Security firm ordered to keep quiet about Benghazi


A security firm working at the Benghazi diplomatic compound five years ago was ordered by the Clinton State Department to keep quiet about the security lapses which lead to the death of U.S. Ambassador to Libya Christopher Stevens, U.S. Foreign Service Information Management Officer Sean Smith, as well as former Navy SEALs Glen Doherty and Tyrone Woods on September 11, 2012.

Torres Advanced Enterprise Solutions President and CEO Jerry Torres said that in early 2013 he was summoned to the Department of State’s Bureau of Overseas Buildings Operations in Rosslyn, Virginia by State Department Contracting Officer Jan Visintainer to discuss Benghazi.

“[Visintainer] had a conversation with me with respect to Benghazi. […] She said that I and people from Torres should not speak to the media, should not speak to any officials with respect to the Benghazi program,” Torres told Fox News’ Catherine Herridge.

While the Obama administration originally blamed the attack on the compound on an inflammatory YouTube video – even though Clinton told her daughter Chelsea (aka Diane Reynolds) that the attack had been conducted by a terrorist group – Torres and former Army intelligence officer Brad Owens, who co-owns Torres AES, emphasized that the State Department was fully aware of the risks incurred by the embassy staff since their firm was asked to take over protection of the compound because of deteriorating security in the area.

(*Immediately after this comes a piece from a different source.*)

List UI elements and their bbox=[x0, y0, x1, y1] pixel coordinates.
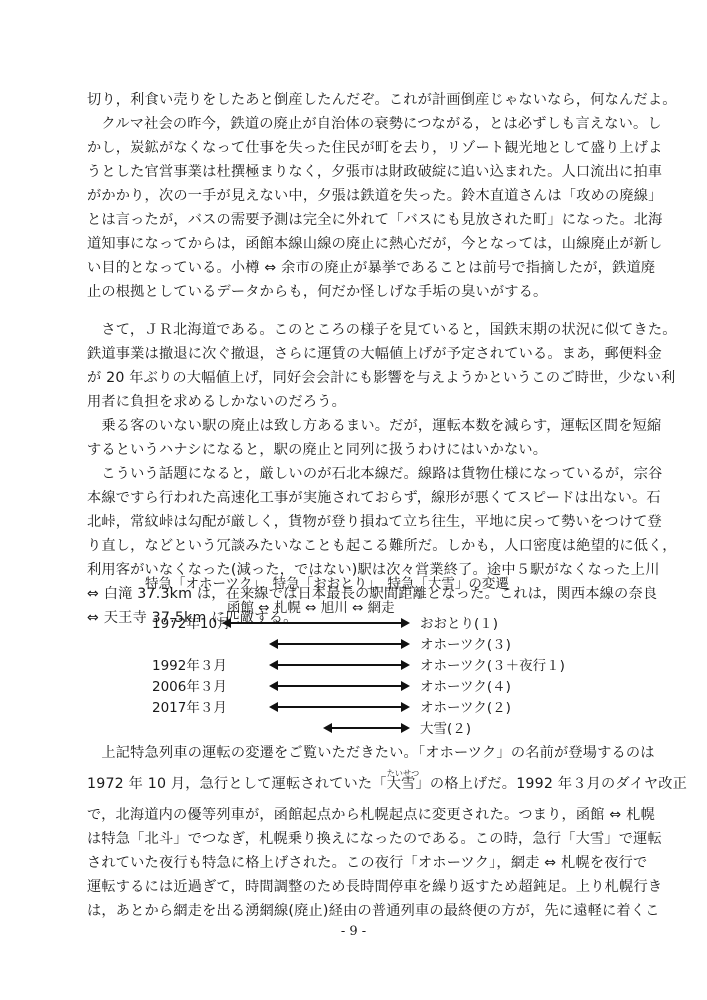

As a matter of fact, Ambassador Stevens also contacted the State Department in mid-August to report that radical Islamists were present in large numbers in the area. Unfortunately, the attack against the mission occurred before the security firm could implement all the security changes it deemed necessary.

In early 2012, Torres AES submitted a tender to provide security at the Benghazi compound but Visintainer granted the $700,000 contract to a tiny British company which had never won any diplomatic or high-threat security contracts before.

When asked whether such an attack could occur again nowadays, Torres responded without hesitation.

“Absolutely. Nothing has changed,” he told Herridge.

Owens agrees with him as the staff who failed to provide sufficient protection to the four Americans butchered five years ago are still employed by the State Department.

“The people who made the poor choices and actually I would say were more responsible for the Benghazi attacks than anyone else, they’re still in the same positions making security choices for our embassies overseas now,” he told Fox News.

Both Torres and Owens said that they had waited until now to speak to protect the jobs of their 8,000-strong staff and because the Obama administration was no longer able to cover up the truth.

“I feel now that, given that the politics has been taken out of the Benghazi situation, now that there’s no longer a candidate or anything related to it […] that actually we have an opportunity here to fix the problems that made it happen,” Torres explained.

Despite keeping quiet, Torres said that his company had paid a heavy price since the Benghazi attack.

“Since that conversation [with Visintainer], we bid on 20 security force contracts for U.S. embassies and lost 18,” he told Herridge.